Till-Christian Thamm,Vorsitzender des Vereins Soziokultur begrüßte den Sinneswandel. Gleichwohl nutzten er und weitere Vereinsvertreter den Rahmen, um eine vorbereitete Erklärung zu verlesen. So wiesen sie darauf hin, dass "einige Anschuldigungen nicht der Wahrheit entsprechen." Nach Gesprächen mit vielen Gemeinderäten hätten sie den Eindruck, dass das eigentliche Problem Unkenntnis sei: Viele wüssten gar nicht genau, wofür der Verein stehe und was er konkret an wertvoller Jugendarbeit leiste. Das Irrlicht stehe für aktiv gelebte Demokratie und Toleranz, biete Jugendlichen einen Ort zur Entfaltung und aktive Mitgestaltung und das alles ohne Konsumzwang. Auf die Einhaltung von Jugendschutz und Rauchverbot werde nach Kräften geachtet wie auf Vermeidung von Lärm und Müll. Wenn etwas mal nicht klappe, werde umgehend darüber diskutiert und eine Lösung gesucht. Denkpausen seien daher gar nicht nötig, "weil wir in der Lage sind, schnell und produktiv zu reagieren".

Rüge für Stadtrat Jörg Rittweger wegen dessen Wortwahl

Es liege aber in der Natur einer Jugendeinrichtung, dass immer wieder neue Gesichter dazukommen. Diese mit den Regeln vertraut zu machen, brauche immer wieder aufs neue Zeit. Zudem gebe es auch "einige Personen, die bewusst Ärger machen, um dem Irrlicht zu schaden."

Generell aber sei man in jeglicher Hinsicht "kooperationswillig" und habe dies auch immer wieder bewiesen. Beispielsweise könnte man sich jetzt auch vorstellen, viertel- oder halbjährlich ein Gespräch mit Gemeinderat und Polizei zu führen. Edgar Ney, Vater eines Irrlicht-Aktivisten, forderte die SPD auf, den Antrag zurückzuziehen.

Georg Baumeister, Initiator des Jugendtreffs Langenau und im katholischen Pfarrgemeinderat St. Bernhard zuständig fürs Thema Jugend, wies darauf hin, dass das "Irrlicht ein Markenzeichen in der Region geworden ist, ein Symbol für Jugendkultur in Schopfheim".

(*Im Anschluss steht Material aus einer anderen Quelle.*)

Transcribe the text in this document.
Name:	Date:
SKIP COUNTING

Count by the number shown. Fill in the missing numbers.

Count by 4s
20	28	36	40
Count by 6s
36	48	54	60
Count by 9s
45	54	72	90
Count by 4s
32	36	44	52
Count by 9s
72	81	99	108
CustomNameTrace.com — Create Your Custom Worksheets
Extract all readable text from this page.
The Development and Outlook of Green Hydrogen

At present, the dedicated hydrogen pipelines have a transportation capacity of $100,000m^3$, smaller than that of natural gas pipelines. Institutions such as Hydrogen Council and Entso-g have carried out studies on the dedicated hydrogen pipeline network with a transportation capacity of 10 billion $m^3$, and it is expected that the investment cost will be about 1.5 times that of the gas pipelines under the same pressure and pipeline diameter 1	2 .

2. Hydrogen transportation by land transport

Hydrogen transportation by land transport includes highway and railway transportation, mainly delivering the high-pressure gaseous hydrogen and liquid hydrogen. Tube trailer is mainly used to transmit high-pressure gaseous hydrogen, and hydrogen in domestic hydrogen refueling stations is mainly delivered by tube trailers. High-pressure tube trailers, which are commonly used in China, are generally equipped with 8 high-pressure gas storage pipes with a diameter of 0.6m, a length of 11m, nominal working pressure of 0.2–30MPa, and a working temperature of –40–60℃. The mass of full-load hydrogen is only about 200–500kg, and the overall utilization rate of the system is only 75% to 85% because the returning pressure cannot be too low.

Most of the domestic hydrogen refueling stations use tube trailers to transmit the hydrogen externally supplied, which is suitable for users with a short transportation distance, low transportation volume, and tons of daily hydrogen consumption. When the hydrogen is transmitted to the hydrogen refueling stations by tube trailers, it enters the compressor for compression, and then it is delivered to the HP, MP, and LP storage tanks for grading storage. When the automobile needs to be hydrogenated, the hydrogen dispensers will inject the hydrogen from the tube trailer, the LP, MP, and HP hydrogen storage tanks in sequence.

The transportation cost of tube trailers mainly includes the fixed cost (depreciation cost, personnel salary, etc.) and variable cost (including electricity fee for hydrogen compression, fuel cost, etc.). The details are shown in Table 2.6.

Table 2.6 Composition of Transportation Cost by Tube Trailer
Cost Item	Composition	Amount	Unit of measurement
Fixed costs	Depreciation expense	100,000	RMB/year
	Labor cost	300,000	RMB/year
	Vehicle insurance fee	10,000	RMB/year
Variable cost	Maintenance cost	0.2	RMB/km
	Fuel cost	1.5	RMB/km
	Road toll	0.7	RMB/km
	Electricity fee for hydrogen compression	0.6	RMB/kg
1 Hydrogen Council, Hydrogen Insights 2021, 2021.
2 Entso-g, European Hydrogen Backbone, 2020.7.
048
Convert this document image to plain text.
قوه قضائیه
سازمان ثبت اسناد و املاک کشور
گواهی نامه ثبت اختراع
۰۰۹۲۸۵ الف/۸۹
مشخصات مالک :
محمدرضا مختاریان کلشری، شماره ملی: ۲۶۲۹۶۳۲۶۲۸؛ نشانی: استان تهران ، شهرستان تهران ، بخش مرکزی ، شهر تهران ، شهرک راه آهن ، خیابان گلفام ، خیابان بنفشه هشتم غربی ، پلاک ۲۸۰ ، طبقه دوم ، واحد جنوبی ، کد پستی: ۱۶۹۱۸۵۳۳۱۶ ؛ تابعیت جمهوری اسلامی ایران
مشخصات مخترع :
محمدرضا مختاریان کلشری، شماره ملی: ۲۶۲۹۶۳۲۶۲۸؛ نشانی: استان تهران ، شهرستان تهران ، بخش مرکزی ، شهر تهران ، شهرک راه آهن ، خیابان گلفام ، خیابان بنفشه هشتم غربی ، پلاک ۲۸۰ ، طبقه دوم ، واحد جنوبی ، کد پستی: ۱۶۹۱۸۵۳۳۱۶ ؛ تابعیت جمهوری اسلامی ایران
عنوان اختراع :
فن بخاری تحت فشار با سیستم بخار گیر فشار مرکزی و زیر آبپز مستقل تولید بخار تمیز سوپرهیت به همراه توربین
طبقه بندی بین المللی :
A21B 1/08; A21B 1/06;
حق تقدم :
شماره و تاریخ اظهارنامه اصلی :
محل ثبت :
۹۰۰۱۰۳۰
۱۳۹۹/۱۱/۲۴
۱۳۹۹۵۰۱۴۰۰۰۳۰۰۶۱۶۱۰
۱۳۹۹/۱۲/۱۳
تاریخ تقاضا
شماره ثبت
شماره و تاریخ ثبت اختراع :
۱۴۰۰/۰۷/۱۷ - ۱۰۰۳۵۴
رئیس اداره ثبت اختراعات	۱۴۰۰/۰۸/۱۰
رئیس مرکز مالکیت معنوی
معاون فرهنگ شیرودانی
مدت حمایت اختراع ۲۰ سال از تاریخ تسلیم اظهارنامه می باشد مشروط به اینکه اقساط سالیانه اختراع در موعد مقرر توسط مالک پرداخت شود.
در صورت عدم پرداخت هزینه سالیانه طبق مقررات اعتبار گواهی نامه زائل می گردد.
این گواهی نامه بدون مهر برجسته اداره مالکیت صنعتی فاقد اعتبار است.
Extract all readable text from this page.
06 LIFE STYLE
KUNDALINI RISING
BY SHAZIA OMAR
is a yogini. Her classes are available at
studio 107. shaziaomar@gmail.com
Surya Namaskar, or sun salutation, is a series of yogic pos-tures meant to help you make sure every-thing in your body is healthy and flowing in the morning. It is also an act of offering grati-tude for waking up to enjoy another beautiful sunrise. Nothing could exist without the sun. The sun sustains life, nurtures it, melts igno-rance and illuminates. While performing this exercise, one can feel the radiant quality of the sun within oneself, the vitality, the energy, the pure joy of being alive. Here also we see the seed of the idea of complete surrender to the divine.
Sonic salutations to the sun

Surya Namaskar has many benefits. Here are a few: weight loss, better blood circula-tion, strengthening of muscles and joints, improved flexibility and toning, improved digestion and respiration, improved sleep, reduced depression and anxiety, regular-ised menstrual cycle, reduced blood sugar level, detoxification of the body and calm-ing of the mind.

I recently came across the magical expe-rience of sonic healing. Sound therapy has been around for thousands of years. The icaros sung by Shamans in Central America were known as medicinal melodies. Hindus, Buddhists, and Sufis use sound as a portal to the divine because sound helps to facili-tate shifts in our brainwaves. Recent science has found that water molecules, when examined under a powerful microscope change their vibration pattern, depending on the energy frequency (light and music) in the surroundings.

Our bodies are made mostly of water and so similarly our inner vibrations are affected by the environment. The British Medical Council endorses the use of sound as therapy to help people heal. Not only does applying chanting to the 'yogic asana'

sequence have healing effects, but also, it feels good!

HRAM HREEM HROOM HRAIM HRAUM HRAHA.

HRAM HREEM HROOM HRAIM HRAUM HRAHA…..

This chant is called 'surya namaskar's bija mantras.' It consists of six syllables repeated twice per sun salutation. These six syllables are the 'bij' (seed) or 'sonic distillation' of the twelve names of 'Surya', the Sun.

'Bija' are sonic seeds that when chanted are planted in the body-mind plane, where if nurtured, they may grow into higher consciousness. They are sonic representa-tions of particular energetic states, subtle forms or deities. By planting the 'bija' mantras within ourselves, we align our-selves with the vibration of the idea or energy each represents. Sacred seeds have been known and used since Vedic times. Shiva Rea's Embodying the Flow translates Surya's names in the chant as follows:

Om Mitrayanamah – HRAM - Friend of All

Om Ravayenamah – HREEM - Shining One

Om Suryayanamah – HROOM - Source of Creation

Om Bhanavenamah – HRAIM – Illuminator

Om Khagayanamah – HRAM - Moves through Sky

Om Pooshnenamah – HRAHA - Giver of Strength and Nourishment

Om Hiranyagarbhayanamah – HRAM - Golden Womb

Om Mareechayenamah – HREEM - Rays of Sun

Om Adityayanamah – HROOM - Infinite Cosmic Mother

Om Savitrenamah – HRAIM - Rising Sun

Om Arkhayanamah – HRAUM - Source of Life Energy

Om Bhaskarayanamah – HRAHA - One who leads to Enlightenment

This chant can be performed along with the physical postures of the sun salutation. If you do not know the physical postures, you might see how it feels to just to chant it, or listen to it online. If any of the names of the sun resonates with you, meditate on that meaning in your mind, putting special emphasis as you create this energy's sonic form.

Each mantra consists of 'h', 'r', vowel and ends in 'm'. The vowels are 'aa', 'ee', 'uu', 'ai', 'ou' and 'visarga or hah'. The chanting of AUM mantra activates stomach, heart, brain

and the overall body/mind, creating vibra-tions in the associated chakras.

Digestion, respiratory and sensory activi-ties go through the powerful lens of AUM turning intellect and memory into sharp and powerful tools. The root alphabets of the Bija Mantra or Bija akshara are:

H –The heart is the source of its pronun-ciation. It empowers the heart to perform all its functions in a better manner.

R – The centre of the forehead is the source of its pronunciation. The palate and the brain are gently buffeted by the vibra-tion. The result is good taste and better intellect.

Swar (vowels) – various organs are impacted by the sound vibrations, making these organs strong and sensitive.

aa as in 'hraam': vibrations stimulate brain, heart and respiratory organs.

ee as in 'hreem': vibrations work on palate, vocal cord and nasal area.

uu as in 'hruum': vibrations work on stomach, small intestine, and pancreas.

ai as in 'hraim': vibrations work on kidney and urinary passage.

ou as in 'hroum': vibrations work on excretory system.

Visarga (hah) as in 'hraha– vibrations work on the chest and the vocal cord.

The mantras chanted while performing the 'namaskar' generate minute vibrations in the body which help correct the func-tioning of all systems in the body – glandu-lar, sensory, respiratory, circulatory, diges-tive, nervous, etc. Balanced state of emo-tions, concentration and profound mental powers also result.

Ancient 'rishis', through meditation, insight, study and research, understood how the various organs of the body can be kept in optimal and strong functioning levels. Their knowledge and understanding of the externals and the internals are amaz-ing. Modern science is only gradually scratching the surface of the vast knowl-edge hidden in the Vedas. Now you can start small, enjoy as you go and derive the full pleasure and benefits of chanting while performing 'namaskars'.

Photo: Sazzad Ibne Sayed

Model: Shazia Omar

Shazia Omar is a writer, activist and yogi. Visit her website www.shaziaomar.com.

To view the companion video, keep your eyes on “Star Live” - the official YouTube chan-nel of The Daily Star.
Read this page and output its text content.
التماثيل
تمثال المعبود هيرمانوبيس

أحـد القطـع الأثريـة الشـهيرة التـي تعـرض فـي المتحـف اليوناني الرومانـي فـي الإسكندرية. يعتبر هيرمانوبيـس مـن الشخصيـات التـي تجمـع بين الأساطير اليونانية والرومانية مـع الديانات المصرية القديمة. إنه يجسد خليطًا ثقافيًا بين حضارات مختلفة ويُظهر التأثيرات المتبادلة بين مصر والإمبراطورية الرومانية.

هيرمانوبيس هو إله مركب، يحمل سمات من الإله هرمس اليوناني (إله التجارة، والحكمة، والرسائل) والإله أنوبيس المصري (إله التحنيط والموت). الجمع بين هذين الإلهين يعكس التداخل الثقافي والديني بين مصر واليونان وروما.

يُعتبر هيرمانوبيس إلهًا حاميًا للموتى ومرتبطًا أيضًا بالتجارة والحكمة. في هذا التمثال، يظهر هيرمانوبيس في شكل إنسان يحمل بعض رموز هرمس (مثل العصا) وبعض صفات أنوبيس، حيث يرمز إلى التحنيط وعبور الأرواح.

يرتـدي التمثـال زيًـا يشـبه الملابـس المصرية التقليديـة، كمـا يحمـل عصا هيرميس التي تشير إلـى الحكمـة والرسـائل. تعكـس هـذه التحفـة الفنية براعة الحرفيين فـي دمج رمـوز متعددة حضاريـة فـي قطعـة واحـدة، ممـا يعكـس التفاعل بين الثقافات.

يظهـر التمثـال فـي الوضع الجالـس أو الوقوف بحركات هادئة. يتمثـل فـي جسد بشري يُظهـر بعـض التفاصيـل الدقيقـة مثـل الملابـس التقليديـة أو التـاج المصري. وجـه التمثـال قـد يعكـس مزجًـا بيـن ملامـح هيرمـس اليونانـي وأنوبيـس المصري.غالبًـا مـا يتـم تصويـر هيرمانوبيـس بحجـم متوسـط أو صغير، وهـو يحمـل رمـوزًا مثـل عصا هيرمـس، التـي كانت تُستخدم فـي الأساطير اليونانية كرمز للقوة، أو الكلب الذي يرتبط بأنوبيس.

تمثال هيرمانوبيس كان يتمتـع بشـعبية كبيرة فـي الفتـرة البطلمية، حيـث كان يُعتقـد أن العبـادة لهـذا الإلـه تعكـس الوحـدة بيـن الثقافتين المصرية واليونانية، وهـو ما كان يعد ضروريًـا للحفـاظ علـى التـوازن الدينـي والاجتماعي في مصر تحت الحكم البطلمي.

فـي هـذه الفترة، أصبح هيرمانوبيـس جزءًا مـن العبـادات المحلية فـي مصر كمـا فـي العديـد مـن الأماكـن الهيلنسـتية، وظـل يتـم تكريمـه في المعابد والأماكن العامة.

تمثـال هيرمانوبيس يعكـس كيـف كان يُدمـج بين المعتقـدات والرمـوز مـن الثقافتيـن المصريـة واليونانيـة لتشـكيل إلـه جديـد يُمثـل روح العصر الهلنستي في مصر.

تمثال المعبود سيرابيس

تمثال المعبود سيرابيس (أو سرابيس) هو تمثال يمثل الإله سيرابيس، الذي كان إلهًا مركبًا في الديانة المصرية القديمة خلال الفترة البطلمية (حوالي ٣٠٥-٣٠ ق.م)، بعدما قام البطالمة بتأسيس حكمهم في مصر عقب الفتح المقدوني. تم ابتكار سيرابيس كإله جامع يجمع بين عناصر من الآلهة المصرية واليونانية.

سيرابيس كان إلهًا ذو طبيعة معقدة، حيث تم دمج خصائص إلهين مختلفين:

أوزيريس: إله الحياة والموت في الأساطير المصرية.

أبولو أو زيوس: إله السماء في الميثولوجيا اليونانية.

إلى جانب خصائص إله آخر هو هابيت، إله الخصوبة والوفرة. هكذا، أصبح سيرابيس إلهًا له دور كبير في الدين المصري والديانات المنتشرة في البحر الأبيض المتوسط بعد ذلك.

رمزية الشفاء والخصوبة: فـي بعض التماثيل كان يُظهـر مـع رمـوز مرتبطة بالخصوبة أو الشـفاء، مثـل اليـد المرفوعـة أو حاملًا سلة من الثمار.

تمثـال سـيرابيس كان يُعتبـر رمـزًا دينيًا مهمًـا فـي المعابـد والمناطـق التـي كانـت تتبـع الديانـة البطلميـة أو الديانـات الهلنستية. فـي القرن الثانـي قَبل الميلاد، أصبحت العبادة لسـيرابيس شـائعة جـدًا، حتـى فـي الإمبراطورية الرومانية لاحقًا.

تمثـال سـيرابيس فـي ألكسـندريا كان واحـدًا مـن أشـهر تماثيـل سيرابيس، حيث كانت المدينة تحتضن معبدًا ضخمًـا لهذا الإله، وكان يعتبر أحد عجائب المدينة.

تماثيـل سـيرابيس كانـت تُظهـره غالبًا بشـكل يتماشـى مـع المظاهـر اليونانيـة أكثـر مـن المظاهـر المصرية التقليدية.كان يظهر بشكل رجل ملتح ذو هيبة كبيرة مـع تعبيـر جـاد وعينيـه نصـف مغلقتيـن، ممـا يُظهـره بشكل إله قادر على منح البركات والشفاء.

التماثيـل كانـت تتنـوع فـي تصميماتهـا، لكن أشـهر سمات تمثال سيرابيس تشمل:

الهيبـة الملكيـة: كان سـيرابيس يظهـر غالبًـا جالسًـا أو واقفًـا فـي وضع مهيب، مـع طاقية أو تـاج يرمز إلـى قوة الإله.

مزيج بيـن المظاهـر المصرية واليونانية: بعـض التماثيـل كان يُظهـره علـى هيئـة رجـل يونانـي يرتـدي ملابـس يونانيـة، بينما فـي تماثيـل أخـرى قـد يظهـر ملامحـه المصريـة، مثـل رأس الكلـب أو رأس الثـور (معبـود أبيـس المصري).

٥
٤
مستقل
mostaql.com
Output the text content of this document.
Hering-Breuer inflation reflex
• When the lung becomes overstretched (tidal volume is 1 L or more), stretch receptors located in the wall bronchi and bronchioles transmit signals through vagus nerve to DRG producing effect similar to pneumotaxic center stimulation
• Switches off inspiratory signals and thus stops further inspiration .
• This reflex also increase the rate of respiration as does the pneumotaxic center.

Den Vorwurf "unkollegialen und unfairen Verhaltens" handelte sich Stadtrat Jörg Rittweger (Bürgerliste) dafür ein, dass er – obwohl keine Debatte am Ratstisch mehr vorgesehen war – gleichwohl Stellung bezog und Teile des Gemeinderats angriff. Man solle nicht "jede Kleinigkeit zum Anlass nehmen, eine Schließung herbeizuführen". Das – aus seiner Sicht an sich richtige – geänderte Vorgehen der Verwaltung, bezeichnete er als "Verwaltungstrick" und die Schreiben der Verwaltung ans Irrlicht als "Juristenkauderwelsch." Für die Wortwahl gab’s von Hirschner eine Rüge. Allerdings sprach auch Ernes Barnet (Grüne) davon, dass man "sich den SPD-Antrag hätte sparen können, wenn man gleich so vorgegangen wäre."